Порешили на том, что предъявим ему ультиматум: или пусть ведет себя по-человечески, или пусть убирается ко всем чертям. Но Василек ночевать не пришел. Заявился он дня через два — помятый, потасканный, не совсем трезвый. Не обращая никакого внимания на меня, даже не поздоровавшись, он прямо в грязных сапогах протопал вначале в комнату, затем на кухню.
— Где он? — угрожающе бросил мне Василек, глаза у него нехорошо, маслянисто блестели.
— Сейчас придет, за хлебом пошел, — ответил я, с грустью разглядывая грязные следы от сапог — только вчера мыл пол.
Фролов, угрюмо сопя, сел на свою кровать.
— Василек, — миролюбиво начал я, — ты бы разулся, я ведь только вчера палубу драил.
Но Фролов исподлобья уставился на меня, словно не понимая, о чем идет речь. Ватник его был полурасстегнут, видна была тельняшка, подбородок зарос щетиной.
«Черт возьми, неужели опять драка будет?» — подумал я и — никакого желания не было любоваться на братка — ушел на кухню готовиться к семинару по этнографии.
Пришел Алексей. Услышав, что открывается дверь, я быстренько вышел ему навстречу.
Алексей, не выпуская из рук авоську с хлебом, молча разглядывал мутные разводья грязи. Коротко спросил:
— Пьяный?
— Да.
— Вот свинья! — и он, разувшись, решительным шагом направился в комнату. Я двинул за ним.
Но нас ждало разочарование: Василек спал, даже и не подумал разуться и раздеться.
— Что будем делать?
— Пусть проспится. Дай-ка тряпку…
Мы поужинали, потом немного позубрили, затем еще немного подождали, когда очухается Фролов. Но тот и не думал просыпаться. И мы последовали его примеру.
Утром, открыв глаза, я увидел, что кровать Фролова пуста. Я вышел в коридор — в ванной слышалось плескание воды. Значит, Василек приходит в себя…
Я делал легкую разминку, когда в комнату вошел Фролов.
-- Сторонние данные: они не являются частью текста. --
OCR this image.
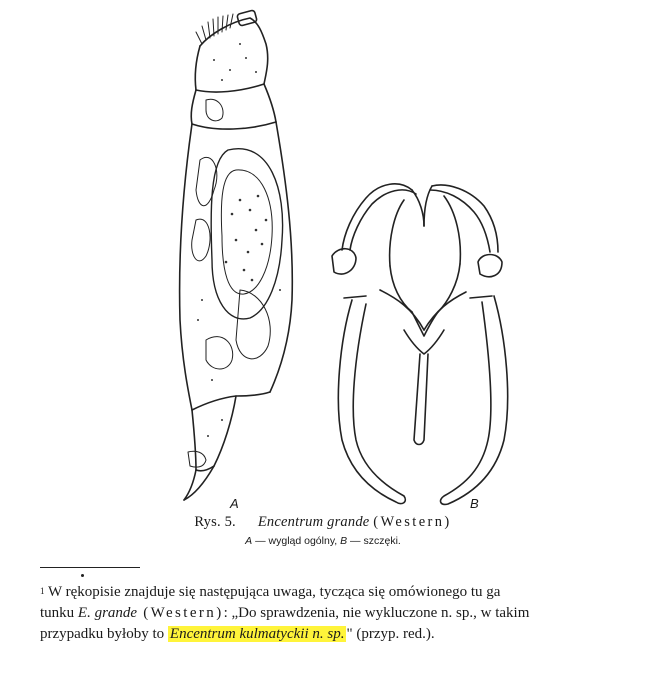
A	B
Rys. 5. Encentrum grande (Western)
A — wygląd ogólny, B — szczęki.

$^1$ W rękopisie znajduje się następująca uwaga, tycząca się omówionego tu ga

tunku E. grande (Western): „Do sprawdzenia, nie wykluczone n. sp., w takim

przypadku byłoby to Encentrum kulmatyckii n. sp. " (przyp. red.).
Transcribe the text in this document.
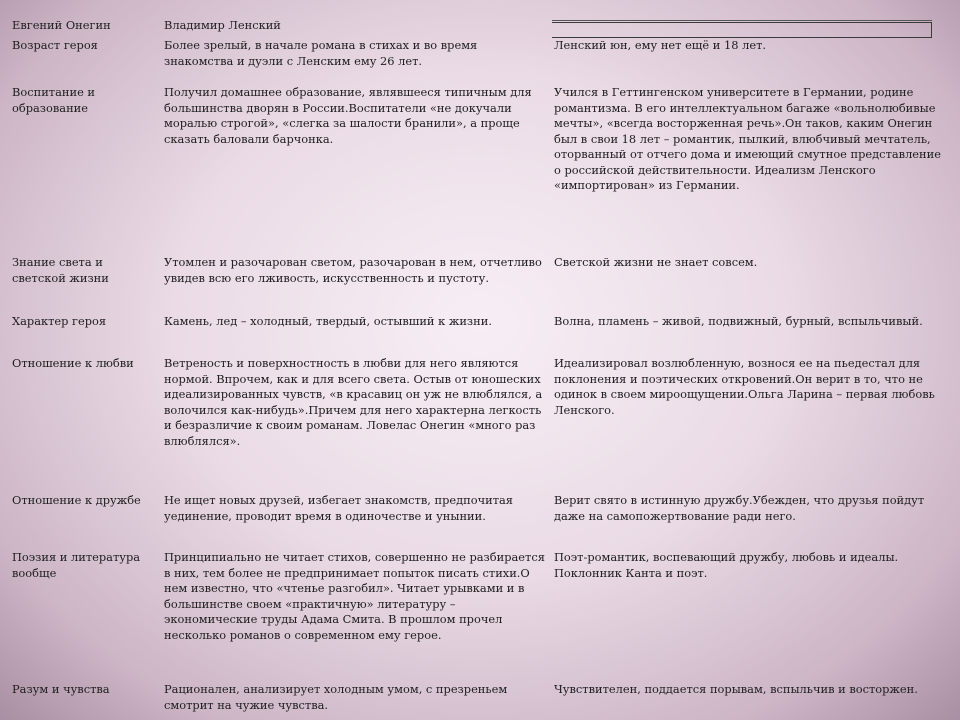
Евгений Онегин	Владимир Ленский	
Возраст героя	Более зрелый, в начале романа в стихах и во время знакомства и дуэли с Ленским ему 26 лет.	Ленский юн, ему нет ещё и 18 лет.
Воспитание и образование	Получил домашнее образование, являвшееся типичным для большинства дворян в России.Воспитатели «не докучали моралью строгой», «слегка за шалости бранили», а проще сказать баловали барчонка.	Учился в Геттингенском университете в Германии, родине романтизма. В его интеллектуальном багаже «вольнолюбивые мечты», «всегда восторженная речь».Он таков, каким Онегин был в свои 18 лет – романтик, пылкий, влюбчивый мечтатель, оторванный от отчего дома и имеющий смутное представление о российской действительности. Идеализм Ленского «импортирован» из Германии.
Знание света и светской жизни	Утомлен и разочарован светом, разочарован в нем, отчетливо увидев всю его лживость, искусственность и пустоту.	Светской жизни не знает совсем.
Характер героя	Камень, лед – холодный, твердый, остывший к жизни.	Волна, пламень – живой, подвижный, бурный, вспыльчивый.
Отношение к любви	Ветреность и поверхностность в любви для него являются нормой. Впрочем, как и для всего света. Остыв от юношеских идеализированных чувств, «в красавиц он уж не влюблялся, а волочился как-нибудь».Причем для него характерна легкость и безразличие к своим романам. Ловелас Онегин «много раз влюблялся».	Идеализировал возлюбленную, вознося ее на пьедестал для поклонения и поэтических откровений.Он верит в то, что не одинок в своем мироощущении.Ольга Ларина – первая любовь Ленского.
Отношение к дружбе	Не ищет новых друзей, избегает знакомств, предпочитая уединение, проводит время в одиночестве и унынии.	Верит свято в истинную дружбу.Убежден, что друзья пойдут даже на самопожертвование ради него.
Поэзия и литература вообще	Принципиально не читает стихов, совершенно не разбирается в них, тем более не предпринимает попыток писать стихи.О нем известно, что «чтенье разгобил». Читает урывками и в большинстве своем «практичную» литературу – экономические труды Адама Смита. В прошлом прочел несколько романов о современном ему герое.	Поэт-романтик, воспевающий дружбу, любовь и идеалы. Поклонник Канта и поэт.
Разум и чувства	Рационален, анализирует холодным умом, с презреньем смотрит на чужие чувства.	Чувствителен, поддается порывам, вспыльчив и восторжен.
Он был чисто выбрит, в новой майке.
— Здорово, Антоха, — сказал и виновато скосил глаза в сторону.
В этот момент зашевелился Алексей, повернулся лицом к нам, открыл глаза. Браток, как бы не замечая его, стелил себе чистую простыню на матрац.
Алексей опустил ноги на пол, лицо у него было сонное, злое:
— Ну и долго будет продолжаться это свинство?
— Что? — встрепенулся Василек, разворачиваясь к нему.
— Что слышал! Здесь не свинарник, запомни. И тебе повезло, что ты вчера уснул, — продолжал Алексей, — не то бы за пачкотню я тебя выбросил вон!